From 9259b25b8bc0f181ed8db1d9ef00f433378d7b2b Mon Sep 17 00:00:00 2001
From: Abelardo Moralejo <moralejo@ifae.es>
Date: Wed, 15 Jan 2025 11:35:32 +0100
Subject: [PATCH 38/45] Include run number in message

---
 lstchain/image/cleaning.py | 2 +-
 1 file changed, 1 insertion(+), 1 deletion(-)

diff --git a/lstchain/image/cleaning.py b/lstchain/image/cleaning.py
index ba5b023a64..9acf34b77f 100644
--- a/lstchain/image/cleaning.py
+++ b/lstchain/image/cleaning.py
@@ -195,7 +195,7 @@ def find_tailcuts(input_dir, run_number):
         qped = np.nan
         qped_dev = np.nan
         additional_nsb_rate = np.nan
-        log.error('No valid computation was possible with any of the processed subruns!')
+        log.error('No valid computation was possible for run {run_number} with any of the processed subruns!')
         return qped, additional_nsb_rate, None
 
     qped = np.nanmedian(median_ped_qt95_pix_charge[good_stats])

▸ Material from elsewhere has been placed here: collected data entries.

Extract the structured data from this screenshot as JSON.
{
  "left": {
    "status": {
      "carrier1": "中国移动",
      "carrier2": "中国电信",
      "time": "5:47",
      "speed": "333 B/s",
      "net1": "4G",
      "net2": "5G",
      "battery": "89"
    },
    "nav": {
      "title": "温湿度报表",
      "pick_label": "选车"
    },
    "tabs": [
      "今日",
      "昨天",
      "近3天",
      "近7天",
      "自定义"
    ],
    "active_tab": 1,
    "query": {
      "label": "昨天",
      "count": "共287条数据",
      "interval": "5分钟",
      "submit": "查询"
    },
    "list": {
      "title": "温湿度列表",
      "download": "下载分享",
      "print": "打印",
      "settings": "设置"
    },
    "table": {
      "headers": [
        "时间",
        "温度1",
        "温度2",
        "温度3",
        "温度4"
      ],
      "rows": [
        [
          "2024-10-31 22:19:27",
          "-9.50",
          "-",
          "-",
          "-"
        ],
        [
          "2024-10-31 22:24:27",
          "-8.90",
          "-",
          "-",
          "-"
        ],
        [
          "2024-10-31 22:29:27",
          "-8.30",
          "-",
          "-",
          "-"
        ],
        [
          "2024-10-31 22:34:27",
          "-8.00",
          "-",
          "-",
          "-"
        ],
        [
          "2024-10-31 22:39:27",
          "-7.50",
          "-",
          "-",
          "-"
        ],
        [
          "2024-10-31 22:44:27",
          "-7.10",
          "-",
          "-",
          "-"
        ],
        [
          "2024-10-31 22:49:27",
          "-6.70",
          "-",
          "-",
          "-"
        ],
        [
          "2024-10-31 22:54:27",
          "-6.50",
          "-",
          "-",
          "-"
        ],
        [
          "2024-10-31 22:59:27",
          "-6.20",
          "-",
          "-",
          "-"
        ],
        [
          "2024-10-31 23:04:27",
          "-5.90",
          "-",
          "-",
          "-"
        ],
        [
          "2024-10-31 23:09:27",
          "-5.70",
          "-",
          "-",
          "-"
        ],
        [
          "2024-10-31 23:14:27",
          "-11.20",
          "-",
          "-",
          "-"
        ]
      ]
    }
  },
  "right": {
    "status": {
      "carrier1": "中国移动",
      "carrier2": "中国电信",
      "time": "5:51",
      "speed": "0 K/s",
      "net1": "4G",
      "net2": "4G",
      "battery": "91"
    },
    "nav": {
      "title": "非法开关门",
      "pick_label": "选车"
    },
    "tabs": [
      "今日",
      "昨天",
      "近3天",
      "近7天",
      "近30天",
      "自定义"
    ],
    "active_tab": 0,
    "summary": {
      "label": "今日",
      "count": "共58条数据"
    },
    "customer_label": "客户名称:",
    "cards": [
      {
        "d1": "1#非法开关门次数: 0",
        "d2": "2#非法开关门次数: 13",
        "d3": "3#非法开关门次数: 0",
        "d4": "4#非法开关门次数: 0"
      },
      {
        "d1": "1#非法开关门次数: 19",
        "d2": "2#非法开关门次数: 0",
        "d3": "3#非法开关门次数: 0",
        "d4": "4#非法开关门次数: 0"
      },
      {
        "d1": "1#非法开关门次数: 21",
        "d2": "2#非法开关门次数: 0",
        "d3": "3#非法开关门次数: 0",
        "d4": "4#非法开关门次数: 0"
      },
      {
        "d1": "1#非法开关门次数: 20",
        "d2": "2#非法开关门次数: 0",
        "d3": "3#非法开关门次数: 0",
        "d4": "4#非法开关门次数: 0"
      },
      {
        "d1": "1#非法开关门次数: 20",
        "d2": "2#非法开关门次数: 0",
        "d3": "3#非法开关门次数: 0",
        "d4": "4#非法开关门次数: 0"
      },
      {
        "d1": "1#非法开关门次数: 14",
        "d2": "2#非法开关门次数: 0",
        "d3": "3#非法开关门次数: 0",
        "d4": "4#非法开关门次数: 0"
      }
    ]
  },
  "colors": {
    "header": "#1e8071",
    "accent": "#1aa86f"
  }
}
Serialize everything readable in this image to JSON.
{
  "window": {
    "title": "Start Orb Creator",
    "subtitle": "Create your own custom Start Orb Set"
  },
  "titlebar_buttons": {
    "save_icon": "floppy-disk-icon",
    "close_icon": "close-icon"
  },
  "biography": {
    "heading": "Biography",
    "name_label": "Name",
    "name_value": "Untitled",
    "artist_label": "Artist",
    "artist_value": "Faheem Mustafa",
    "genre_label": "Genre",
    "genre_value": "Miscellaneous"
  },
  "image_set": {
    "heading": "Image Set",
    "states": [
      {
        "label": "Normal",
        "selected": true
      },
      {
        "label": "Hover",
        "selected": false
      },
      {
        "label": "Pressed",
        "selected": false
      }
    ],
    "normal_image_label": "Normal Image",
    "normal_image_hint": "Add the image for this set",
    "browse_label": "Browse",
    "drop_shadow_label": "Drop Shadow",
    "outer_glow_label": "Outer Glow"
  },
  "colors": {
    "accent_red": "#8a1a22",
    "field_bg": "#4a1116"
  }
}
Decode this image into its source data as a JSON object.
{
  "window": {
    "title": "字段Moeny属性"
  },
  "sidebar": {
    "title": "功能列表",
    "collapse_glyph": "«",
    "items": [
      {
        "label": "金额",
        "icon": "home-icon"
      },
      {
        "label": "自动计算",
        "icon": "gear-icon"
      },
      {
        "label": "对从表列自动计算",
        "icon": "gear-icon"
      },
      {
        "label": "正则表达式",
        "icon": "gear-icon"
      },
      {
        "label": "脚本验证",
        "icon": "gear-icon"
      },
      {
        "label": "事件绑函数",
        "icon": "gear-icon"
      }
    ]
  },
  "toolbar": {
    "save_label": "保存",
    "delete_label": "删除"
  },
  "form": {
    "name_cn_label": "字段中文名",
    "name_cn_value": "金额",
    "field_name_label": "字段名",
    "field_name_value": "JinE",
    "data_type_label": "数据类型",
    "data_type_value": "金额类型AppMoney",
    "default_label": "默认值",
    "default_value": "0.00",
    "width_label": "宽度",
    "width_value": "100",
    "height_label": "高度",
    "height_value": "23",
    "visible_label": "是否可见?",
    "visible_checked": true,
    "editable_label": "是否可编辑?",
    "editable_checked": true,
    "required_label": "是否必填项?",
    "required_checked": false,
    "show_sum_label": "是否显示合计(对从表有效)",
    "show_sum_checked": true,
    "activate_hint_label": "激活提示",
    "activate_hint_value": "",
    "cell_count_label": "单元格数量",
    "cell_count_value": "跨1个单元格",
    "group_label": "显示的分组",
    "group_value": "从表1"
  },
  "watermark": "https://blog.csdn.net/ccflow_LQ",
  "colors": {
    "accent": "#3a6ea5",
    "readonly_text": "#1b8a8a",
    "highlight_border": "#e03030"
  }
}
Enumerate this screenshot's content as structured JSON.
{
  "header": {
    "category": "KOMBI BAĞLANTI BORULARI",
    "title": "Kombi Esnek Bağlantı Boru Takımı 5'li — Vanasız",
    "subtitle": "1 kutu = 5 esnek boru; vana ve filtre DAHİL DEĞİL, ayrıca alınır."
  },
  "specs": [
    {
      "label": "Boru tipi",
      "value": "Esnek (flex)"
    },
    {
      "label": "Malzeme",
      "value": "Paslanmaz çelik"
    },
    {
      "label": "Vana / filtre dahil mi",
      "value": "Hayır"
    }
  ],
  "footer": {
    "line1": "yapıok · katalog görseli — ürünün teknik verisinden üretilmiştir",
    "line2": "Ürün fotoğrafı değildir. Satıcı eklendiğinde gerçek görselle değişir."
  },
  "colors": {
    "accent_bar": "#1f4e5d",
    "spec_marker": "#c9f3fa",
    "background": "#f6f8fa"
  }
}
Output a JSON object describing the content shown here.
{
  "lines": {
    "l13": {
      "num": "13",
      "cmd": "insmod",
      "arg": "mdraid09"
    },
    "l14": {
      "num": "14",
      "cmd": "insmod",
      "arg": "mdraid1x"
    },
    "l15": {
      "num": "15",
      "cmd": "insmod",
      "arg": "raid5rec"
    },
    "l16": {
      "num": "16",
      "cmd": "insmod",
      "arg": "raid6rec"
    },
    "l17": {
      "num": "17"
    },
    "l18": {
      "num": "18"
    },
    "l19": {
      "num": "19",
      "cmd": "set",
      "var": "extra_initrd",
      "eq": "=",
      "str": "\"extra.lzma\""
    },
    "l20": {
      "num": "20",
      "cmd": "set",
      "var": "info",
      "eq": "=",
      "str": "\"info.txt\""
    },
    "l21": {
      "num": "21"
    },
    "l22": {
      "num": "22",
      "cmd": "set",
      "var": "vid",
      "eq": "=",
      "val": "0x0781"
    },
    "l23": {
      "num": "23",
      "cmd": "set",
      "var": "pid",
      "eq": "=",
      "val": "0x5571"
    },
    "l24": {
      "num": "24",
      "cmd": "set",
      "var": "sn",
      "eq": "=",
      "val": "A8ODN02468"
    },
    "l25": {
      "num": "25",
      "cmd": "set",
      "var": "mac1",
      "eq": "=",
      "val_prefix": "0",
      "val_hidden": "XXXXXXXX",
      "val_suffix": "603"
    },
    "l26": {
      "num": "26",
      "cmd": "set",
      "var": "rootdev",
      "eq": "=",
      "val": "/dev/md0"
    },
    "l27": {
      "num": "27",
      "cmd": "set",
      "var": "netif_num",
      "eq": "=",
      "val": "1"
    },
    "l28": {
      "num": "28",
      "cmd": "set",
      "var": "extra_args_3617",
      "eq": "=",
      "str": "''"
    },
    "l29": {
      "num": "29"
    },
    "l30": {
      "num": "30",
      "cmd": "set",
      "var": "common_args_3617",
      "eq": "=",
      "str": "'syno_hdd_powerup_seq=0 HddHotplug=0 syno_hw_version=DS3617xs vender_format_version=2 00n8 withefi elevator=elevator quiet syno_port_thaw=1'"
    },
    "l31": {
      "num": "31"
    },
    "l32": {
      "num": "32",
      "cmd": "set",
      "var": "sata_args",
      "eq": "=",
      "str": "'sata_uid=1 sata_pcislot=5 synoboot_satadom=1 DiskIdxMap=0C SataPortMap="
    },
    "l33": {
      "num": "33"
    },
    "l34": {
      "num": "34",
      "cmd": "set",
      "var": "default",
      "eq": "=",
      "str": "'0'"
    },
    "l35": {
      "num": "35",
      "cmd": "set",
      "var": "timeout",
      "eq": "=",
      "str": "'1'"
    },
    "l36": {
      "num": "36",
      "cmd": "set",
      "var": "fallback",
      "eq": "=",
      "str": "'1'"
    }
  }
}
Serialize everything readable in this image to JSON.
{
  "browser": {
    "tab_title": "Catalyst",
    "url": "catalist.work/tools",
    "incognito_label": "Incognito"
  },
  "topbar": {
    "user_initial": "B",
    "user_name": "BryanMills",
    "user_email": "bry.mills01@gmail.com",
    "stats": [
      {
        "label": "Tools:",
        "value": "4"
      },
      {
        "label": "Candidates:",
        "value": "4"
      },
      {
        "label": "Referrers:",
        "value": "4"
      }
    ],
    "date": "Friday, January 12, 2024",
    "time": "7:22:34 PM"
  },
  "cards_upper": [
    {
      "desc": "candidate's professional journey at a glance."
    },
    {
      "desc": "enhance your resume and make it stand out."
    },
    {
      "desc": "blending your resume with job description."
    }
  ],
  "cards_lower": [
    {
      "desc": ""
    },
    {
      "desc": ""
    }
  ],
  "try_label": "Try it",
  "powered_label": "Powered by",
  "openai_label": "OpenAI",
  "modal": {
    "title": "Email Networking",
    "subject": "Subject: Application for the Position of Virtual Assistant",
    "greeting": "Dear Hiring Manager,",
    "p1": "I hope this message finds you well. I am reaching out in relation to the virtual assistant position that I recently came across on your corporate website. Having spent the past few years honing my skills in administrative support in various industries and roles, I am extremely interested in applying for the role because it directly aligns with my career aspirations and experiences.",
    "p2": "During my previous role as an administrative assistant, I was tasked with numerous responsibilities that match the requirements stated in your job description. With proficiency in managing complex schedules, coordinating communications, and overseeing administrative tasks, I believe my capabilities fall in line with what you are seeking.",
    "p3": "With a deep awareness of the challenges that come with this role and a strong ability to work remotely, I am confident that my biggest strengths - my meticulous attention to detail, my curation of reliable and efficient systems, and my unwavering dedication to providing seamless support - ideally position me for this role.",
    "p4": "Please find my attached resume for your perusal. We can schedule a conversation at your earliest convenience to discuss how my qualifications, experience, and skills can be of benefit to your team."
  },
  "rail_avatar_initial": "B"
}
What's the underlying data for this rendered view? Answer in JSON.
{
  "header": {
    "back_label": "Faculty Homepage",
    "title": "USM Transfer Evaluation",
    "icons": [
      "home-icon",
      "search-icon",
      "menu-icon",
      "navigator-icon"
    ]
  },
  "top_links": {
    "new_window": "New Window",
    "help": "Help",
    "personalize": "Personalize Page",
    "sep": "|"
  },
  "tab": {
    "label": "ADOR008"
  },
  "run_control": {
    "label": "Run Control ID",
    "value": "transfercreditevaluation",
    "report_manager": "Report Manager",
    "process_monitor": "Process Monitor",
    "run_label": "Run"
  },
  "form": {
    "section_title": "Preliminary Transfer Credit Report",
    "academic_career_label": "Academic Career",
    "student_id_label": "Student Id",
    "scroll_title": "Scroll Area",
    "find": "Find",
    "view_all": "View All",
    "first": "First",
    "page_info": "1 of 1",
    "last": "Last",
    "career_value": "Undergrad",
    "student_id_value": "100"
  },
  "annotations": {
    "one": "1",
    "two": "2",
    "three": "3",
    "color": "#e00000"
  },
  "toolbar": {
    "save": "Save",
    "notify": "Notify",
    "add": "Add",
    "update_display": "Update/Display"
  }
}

From 69cef5c9684693dac4408ca8446d6c0b6d74bc56 Mon Sep 17 00:00:00 2001
From: Abelardo Moralejo <moralejo@ifae.es>
Date: Wed, 15 Jan 2025 11:36:57 +0100
Subject: [PATCH 39/45] Fix log message

---
 lstchain/image/cleaning.py | 2 +-
 1 file changed, 1 insertion(+), 1 deletion(-)

diff --git a/lstchain/image/cleaning.py b/lstchain/image/cleaning.py
index 9acf34b77f..005f23c476 100644
--- a/lstchain/image/cleaning.py
+++ b/lstchain/image/cleaning.py
@@ -195,7 +195,7 @@ def find_tailcuts(input_dir, run_number):
         qped = np.nan
         qped_dev = np.nan
         additional_nsb_rate = np.nan
-        log.error('No valid computation was possible for run {run_number} with any of the processed subruns!')
+        log.error(f'No valid computation was possible for run {run_number} with any of the processed subruns!')
         return qped, additional_nsb_rate, None
 
     qped = np.nanmedian(median_ped_qt95_pix_charge[good_stats])

From 0b0eebb84d4acc90ed4e90022e9fe636b4278015 Mon Sep 17 00:00:00 2001
From: Abelardo Moralejo <moralejo@ifae.es>
Date: Thu, 23 Jan 2025 09:35:04 +0100
Subject: [PATCH 40/45] Remove unused "tailcut" settings

To avoid confusion, we set the "tailcut" setting in the json file (which is not used later) to {} (empty), rather than the default 8,4 (picture, boundary). The default appeared in the attrs of the resulting DL1 file, which may lead to confusion. The actually used settings are those in tailcuts_clean_with_pedestal_threshold
---
 lstchain/scripts/lstchain_find_tailcuts.py | 3 ++-
 1 file changed, 2 insertions(+), 1 deletion(-)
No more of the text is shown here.